Treacher Collins Syndrome
Classification according to ICD-10 | |
---|---|
Q75.4 | Mandibulofacial Dysostosis - Franceschetti I Syndrome ((Treacher) Collins Syndrome) |
ICD-10 online (WHO version 2019) |
The Treacher-Collins syndrome ( synonyms : Franceschetti-Zwahlen syndrome , Berry syndrome or dysostosis mandibulofacialis ) is a hereditary disease that leads to facial malformations (craniofacial dysmorphy).
The characteristics include: absence or malformation of ears and cheekbones , cleft palate , "receding" chin ( micrognathia ), and eyelid abnormalities. The characteristics are variable. Often occurs conductive hearing loss , which may by a bone conduction hearing aid or a bone anchored hearing aid can be compensated.
The syndrome is named after Edward Treacher Collins or Adolphe Franceschetti .

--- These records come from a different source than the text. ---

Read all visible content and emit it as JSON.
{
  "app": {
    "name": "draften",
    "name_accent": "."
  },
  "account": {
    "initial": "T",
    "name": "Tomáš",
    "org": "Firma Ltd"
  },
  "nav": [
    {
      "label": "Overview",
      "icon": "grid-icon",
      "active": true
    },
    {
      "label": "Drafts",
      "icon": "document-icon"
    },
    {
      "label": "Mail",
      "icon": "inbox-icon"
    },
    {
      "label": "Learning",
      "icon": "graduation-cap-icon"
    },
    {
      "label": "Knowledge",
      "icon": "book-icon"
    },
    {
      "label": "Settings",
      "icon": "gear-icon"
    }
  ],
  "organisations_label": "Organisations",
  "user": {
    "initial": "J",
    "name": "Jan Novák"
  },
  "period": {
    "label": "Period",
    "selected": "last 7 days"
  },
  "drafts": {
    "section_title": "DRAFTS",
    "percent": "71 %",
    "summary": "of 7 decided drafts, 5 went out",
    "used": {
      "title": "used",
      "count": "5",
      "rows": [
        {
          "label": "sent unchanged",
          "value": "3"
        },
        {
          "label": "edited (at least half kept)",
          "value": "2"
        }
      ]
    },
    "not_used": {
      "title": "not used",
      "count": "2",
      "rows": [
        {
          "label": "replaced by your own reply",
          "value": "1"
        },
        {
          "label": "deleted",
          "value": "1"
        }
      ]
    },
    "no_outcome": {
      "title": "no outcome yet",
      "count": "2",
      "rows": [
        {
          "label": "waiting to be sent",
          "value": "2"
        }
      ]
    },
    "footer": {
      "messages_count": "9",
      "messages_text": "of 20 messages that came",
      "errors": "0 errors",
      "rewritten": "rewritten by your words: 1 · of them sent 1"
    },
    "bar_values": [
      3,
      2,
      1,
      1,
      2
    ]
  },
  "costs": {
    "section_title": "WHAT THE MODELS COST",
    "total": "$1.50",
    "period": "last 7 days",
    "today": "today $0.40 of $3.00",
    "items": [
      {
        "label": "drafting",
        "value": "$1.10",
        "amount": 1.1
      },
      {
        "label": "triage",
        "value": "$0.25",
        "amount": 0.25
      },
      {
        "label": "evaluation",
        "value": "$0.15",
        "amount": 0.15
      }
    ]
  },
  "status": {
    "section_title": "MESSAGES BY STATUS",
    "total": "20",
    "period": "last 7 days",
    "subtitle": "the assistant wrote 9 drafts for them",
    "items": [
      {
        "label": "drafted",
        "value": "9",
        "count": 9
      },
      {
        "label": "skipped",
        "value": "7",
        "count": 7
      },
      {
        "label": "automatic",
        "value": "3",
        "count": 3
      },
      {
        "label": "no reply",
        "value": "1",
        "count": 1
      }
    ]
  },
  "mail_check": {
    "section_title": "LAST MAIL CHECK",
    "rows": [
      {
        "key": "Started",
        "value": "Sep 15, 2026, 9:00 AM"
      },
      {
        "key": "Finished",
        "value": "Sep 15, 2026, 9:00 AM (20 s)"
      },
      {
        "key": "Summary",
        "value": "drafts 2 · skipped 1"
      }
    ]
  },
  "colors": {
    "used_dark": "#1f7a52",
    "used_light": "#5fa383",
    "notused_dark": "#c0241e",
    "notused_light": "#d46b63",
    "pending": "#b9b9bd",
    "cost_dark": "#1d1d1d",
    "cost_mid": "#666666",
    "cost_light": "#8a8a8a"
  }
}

Treacher Collins syndrome is inherited as an autosomal dominant trait.
Differential diagnostics include the Elschnig syndrome , the mandibulo-facial dysostosis-microcephaly syndrome and the rodent syndrome .
Individual evidence
- ↑ Theodor Axenfeld (founder), Hans Pau (ed.), With the collaboration of Rudolf Sachsenweger a . a .: Textbook and Atlas of Ophthalmology . 12th edition. Gustav Fischer Verlag, Stuttgart 1980, ISBN 3-437-00255-4 , p. 588.
- ↑ J. Dixon, P. Trainor, MJ Dixon: Treacher Collins syndrome. In: Orthodontics and Craniofacial Research. Vol. 10 (2007), pp. 88-95, ISSN 1601-6335 .
Web links
- Vanessa Barford: I hated seeing my face in the mirror. BBC News, November 8, 2010, accessed February 7, 2014 (report on a victim).